Said Romulus, “What would be the point? I cross you, you kill me, and you get Lulu. So what would I get out of crossing you? For God’s sake, let me just get over this. I was being stupid, all right? I was playing some stupid game, trying to make a few dollars, and now I see that was dumb. I’m persuaded, all right? Let me make the call.”

116

N
ot a soul on Payson Street. He stood at the little three-sided telephone coop, and pressed his ear hard against the receiver so the No-faces wouldn’t hear, and started to dial.

But the big one was watching his fingers. Romulus hung up.

“Stand back,” he said. “Don’t watch.”

“Don’t tell me what to do.”

Romulus insisted. “I’m not getting my friend involved. If you involve him, the deal’s off.”

The No-face stepped back again. Romulus cupped one hand over the numbers and dialed again.

Don’t answer, Sheila. Let Lulu pick it up.

A groggy, pissed-off voice. “Hello.”

Of course it was Sheila.

“Hey. This is Romulus.”

“Oh you crazy goddamn son of a bitch. What the hell are you doing—you know what time it is? What are you calling for? Not one soul on earth’s got any patience for you.
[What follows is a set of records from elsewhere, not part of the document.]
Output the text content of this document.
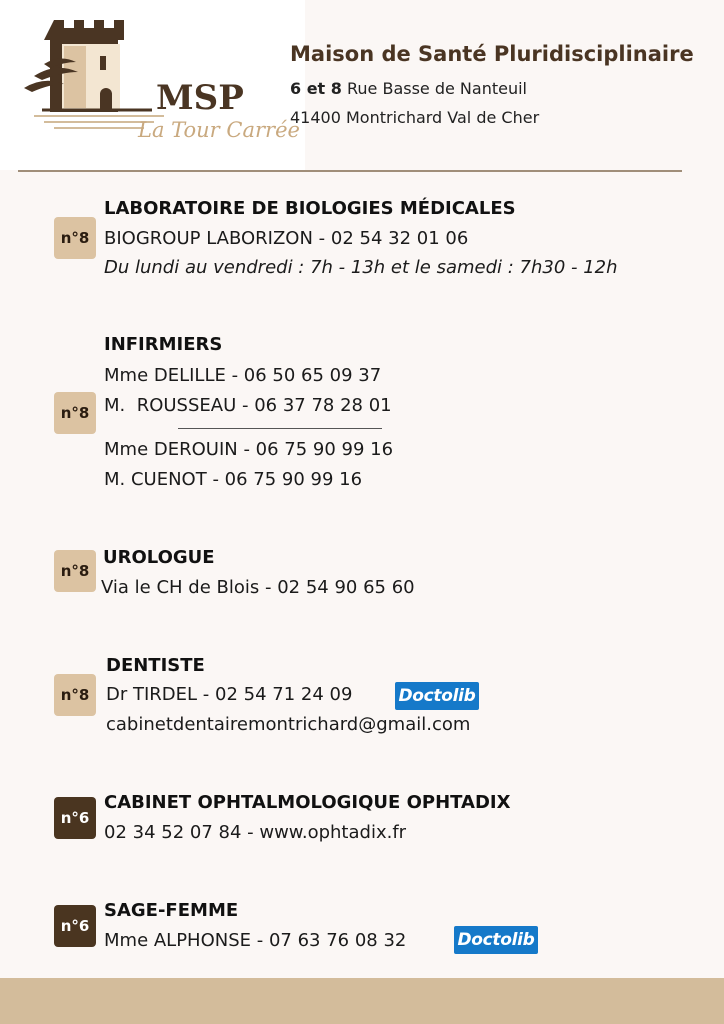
MSP
La Tour Carrée
Maison de Santé Pluridisciplinaire
6 et 8 Rue Basse de Nanteuil
41400 Montrichard Val de Cher
n°8
LABORATOIRE DE BIOLOGIES MÉDICALES
BIOGROUP LABORIZON - 02 54 32 01 06
Du lundi au vendredi : 7h - 13h et le samedi : 7h30 - 12h
n°8
INFIRMIERS
Mme DELILLE - 06 50 65 09 37
M.  ROUSSEAU - 06 37 78 28 01
Mme DEROUIN - 06 75 90 99 16
M. CUENOT - 06 75 90 99 16
n°8
UROLOGUE
Via le CH de Blois - 02 54 90 65 60
n°8
DENTISTE
Dr TIRDEL - 02 54 71 24 09	Doctolib
cabinetdentairemontrichard@gmail.com
n°6
CABINET OPHTALMOLOGIQUE OPHTADIX
02 34 52 07 84 - www.ophtadix.fr
n°6
SAGE-FEMME
Mme ALPHONSE - 07 63 76 08 32	Doctolib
Not one soul on earth feels sorry for you.”

“Darling, I’ve got to speak to the Cap’n.”

“The who? The
Cap’n?
Who the hell is the Cap’n? Jesus Christ, Romulus. Jesus Christ.”

Then she just breathed.

He said, “I know it’s late, but I’ve got to talk to him. I’m sorry.”

Sheila. It’s our little girl, they’re going to kill her. If you don’t help me, they’ll do this thing.

Please. Please. Please. Please. Please.